Minns’ legislation, together with similar plans by Prime Minister Anthony Albanese and other state and territory government leaders, will also place certain limits on gun licences. Yet Minns revealed this week that he has been involved in talks with an Israeli-linked organisation, the Community Security Group (GSG), to permit its forces to carry weapons at “Jewish events in particular.”
Minns said the CSG was already permitted to be armed at Jewish places of worship and Jewish schools. This creates an environment in which hundreds of Zionist supporters, reportedly including some ex-Israel Defense Forces (IDF) soldiers, are effectively licensed to shoot to kill.

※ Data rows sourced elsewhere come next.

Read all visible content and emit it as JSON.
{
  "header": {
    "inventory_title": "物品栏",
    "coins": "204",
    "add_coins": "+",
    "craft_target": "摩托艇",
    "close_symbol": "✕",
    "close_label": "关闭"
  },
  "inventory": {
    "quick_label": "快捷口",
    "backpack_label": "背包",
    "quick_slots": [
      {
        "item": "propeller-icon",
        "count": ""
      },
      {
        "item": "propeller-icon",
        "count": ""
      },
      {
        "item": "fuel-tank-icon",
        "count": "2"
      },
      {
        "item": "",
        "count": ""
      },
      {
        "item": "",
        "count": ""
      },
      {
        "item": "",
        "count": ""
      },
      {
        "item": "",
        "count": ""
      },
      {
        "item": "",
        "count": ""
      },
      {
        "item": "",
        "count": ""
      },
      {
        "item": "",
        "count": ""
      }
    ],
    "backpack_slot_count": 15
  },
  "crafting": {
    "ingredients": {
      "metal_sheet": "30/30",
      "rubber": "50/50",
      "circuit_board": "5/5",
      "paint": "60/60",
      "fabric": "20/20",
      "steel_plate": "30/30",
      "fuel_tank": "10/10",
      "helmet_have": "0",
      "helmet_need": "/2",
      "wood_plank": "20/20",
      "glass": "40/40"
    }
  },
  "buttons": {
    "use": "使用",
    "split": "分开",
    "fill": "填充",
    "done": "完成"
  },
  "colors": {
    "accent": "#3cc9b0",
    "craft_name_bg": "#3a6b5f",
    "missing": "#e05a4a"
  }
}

In 2019, CSG NSW’s head of security, Matthew Meyerson, told the Jewish Communal Appeal (JCA) that the CSG had “more than 300 volunteers across its various divisions, with hundreds training together every week.” Last week, the Victorian state Labor government gave $900,000 to the CSG’s Victorian chapter in the wake of the Bondi attack.
The federal Labor government is also preparing to bolster already far-reaching “hate speech” laws that his government pushed through in February, and create new powers to cancel or reject visas of people who spread “hate and division.” It plans to implement far-reaching measures to promote Zionist propaganda under the guise of combatting antisemitism.
On Sunday, Prime Minister Anthony Albanese went further. He announced a review of the “powers, structures, processes” of the federal law enforcement and intelligence agencies, headed by Dennis Richardson, a former head of ASIO and of the departments of defence and foreign affairs. This is clearly intended to further strengthen the already extensive powers of surveillance, detention and interrogation and to whitewash the role of intelligence and police in the Bondi Beach shootings.
The terrorist attack on the Jewish gathering at Bondi Beach is being exploited by state and federal governments to dramatically increase the strength and powers of the police and intelligence apparatus that will be used not only to crack down on anti-genocide protests but on growing resistance to the threat of wider wars, social austerity and anti-democratic methods of rule.